Queueing Theory – Interpreting $\frac{\lambda}{c\mu}<1$ in Steady-State Solution of M/M/c Model

markov-processqueueing-theorystochastic-processes

In this video, the professor embarks on finding the equilibrium solution to an M/M/c queueing model, with the condition that $\displaystyle\frac{\lambda}{c\mu}<1$, where:

  • Customers arrive into the system as a Poisson process with rate $\lambda$
  • Service times by the $c$ servers are exponentially distributed with parameter $\mu$.
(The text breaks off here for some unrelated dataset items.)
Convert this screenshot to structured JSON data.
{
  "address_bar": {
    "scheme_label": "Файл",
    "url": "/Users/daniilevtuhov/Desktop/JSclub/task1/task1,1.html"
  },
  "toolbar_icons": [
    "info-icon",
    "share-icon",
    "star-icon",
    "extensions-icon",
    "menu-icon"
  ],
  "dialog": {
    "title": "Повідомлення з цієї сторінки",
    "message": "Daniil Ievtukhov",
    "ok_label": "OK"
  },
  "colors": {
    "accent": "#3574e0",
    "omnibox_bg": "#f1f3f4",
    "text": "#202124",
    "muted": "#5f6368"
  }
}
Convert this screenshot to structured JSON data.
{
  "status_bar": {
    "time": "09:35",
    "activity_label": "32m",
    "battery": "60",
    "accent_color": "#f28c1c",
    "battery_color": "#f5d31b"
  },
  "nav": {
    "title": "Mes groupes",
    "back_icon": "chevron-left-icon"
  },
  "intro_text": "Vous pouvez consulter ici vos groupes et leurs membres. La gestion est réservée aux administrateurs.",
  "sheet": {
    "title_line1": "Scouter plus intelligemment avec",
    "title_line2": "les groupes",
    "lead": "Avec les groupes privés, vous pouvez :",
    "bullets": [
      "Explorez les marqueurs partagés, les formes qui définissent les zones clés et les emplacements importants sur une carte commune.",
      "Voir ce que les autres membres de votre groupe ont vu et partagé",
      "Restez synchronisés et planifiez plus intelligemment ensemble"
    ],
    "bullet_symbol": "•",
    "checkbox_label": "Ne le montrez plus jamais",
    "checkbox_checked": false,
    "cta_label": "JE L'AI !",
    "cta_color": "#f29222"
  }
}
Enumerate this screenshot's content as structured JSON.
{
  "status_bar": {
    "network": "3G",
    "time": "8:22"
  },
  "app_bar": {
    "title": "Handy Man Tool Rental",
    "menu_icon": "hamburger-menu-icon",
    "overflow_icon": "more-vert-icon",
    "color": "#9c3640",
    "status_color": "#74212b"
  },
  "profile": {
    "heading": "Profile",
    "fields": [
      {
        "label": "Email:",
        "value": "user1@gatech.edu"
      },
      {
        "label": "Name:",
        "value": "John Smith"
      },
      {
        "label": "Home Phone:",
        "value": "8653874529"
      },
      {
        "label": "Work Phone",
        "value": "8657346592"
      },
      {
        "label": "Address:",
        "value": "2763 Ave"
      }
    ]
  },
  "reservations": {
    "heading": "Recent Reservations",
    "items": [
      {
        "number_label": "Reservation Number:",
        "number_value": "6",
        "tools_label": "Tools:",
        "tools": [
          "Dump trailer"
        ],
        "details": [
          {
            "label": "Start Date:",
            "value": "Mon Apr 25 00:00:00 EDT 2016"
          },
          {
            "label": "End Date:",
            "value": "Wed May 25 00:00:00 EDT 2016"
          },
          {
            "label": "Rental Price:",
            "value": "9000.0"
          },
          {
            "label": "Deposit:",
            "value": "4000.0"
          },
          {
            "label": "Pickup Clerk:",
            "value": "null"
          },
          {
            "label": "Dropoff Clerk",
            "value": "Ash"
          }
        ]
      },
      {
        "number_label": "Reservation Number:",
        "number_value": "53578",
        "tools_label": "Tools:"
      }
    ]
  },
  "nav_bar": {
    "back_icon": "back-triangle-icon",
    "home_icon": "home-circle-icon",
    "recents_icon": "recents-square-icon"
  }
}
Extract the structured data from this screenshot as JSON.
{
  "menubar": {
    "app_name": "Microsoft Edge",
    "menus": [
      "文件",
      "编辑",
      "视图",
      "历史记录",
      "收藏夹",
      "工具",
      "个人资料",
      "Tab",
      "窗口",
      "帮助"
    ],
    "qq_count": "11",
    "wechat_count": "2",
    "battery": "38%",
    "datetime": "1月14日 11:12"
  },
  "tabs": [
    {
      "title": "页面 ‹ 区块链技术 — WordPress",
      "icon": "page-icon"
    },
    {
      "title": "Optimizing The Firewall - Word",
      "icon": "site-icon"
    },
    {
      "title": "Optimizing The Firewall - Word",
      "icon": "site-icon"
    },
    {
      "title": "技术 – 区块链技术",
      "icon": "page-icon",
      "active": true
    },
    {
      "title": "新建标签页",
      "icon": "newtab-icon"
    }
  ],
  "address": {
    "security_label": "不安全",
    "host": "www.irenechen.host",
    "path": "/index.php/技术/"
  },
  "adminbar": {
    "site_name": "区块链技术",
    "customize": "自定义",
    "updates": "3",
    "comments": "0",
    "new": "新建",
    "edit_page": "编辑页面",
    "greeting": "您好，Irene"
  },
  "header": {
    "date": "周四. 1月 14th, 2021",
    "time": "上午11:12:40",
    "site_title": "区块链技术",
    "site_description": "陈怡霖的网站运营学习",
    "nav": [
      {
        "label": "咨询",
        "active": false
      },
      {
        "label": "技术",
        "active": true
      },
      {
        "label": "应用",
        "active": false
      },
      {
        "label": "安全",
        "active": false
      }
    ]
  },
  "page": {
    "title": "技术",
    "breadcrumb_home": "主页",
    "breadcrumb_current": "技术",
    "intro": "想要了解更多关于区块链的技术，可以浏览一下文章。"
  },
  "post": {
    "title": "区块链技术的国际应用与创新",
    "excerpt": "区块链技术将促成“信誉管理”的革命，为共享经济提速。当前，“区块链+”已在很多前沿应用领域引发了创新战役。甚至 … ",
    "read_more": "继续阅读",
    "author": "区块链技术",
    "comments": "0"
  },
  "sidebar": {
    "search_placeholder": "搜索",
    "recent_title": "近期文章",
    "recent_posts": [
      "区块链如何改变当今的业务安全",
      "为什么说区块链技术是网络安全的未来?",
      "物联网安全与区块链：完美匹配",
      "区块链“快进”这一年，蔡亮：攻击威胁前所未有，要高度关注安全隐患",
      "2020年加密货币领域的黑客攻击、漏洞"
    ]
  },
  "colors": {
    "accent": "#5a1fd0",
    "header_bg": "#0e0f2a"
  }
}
I want to interpret the expression $$\displaystyle\frac{\lambda}{c\mu}<1.$$

To start with, I tried interpreting the inequality $\frac{\lambda}{\mu}<c$, in a sense that the arrival rate mustn't be significantly high, so that the system can converge to a steady state.

Another approach was to think that $\mu>\frac{\lambda}{c}$, as in the departure rate should be significant enough not to cause an overload to the system and have it converge to a steady state at $t=\infty$.

But why does the term $c$ assume such an important role here? What I understand is that as the number of servers increases, the capability of the system to handle larger inflow of customers increases, so that the arrival rate can increase without causing the system to explode in the longer run, using the expression $\frac{\lambda}{\mu}<c$.

I would really appreciate a clearer view into the interpretation of the expression as applied to a queueing system.

Best Answer

Intuitively I think about it like this; the 'rate in' is $\lambda$, and the maximum possible 'rate out' is $c\mu$ ($c$ servers working at rate $\mu$). So if $\lambda > c\mu$, we have more people coming in than we can reasonably serve, and the length of the queue goes to infinity.